My father had made no secret of the fact that my future husband would expect me to be a virgin. I’d received several stern lectures on the subject before I left for college, all of which avoided the word “sex” and instead focused on sin, shame, and the importance of traditional values. Values I’d stopped sharing when I saw just how much of the world I was missing out on. My father hadn’t even wanted me to go to Harvard. Only the influence of my grandfather had allowed me to pursue my dreams. I’d always known I was on a time limit, so I’d pushed myself to graduate high school early and headed straight to college, but after Daada had passed away in my final year of med school, I’d lost that layer of protection, and things had gone rapidly downhill.

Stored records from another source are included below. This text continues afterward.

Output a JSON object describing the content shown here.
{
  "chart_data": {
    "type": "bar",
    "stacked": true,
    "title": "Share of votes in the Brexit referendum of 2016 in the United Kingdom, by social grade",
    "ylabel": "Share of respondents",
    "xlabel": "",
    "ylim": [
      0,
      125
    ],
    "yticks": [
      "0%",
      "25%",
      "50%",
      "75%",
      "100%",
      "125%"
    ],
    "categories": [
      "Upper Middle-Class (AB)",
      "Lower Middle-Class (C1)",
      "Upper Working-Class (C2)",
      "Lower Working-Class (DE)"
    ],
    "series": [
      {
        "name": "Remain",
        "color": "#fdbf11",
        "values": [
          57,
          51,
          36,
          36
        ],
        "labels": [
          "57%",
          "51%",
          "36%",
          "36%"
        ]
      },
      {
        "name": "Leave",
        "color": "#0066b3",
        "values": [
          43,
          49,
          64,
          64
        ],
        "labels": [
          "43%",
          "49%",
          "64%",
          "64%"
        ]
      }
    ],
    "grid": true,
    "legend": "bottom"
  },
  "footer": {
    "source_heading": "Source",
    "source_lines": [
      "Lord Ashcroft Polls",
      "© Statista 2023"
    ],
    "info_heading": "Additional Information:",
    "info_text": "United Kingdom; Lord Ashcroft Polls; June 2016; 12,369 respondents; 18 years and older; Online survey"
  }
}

Over the years I spent in Boston, I’d had the worst luck with men. I’d heard the “it’s not you, it’s me” speech twenty times, and after the tenth such episode, I began to suspect that it was in fact me who had the problem. Did my breath smell? Was I a terrible kisser? Or had my refusal to jump into bed on the first date been the source of the problem?

No.

No, it hadn’t.

Potential suitor twenty-one at least had the guts to tell me the truth. That my father’s spies watched me, and if I got too close to a man, he paid them to break it off. And while twenty-one had spilled the beans, he’d still taken the cash. Two thousand bucks. That’s how much I was worth. In those days, I’d owned purses that cost more.

Meera told me I should just pick up a guy in a bar and have a one-night stand, get it over with, but that idea didn’t sit right with me either. While I didn’t view marriage as a necessity, there had to be feelings involved. To me, sex was a meeting of hearts and minds, not simply a set of instructions from a biology textbook.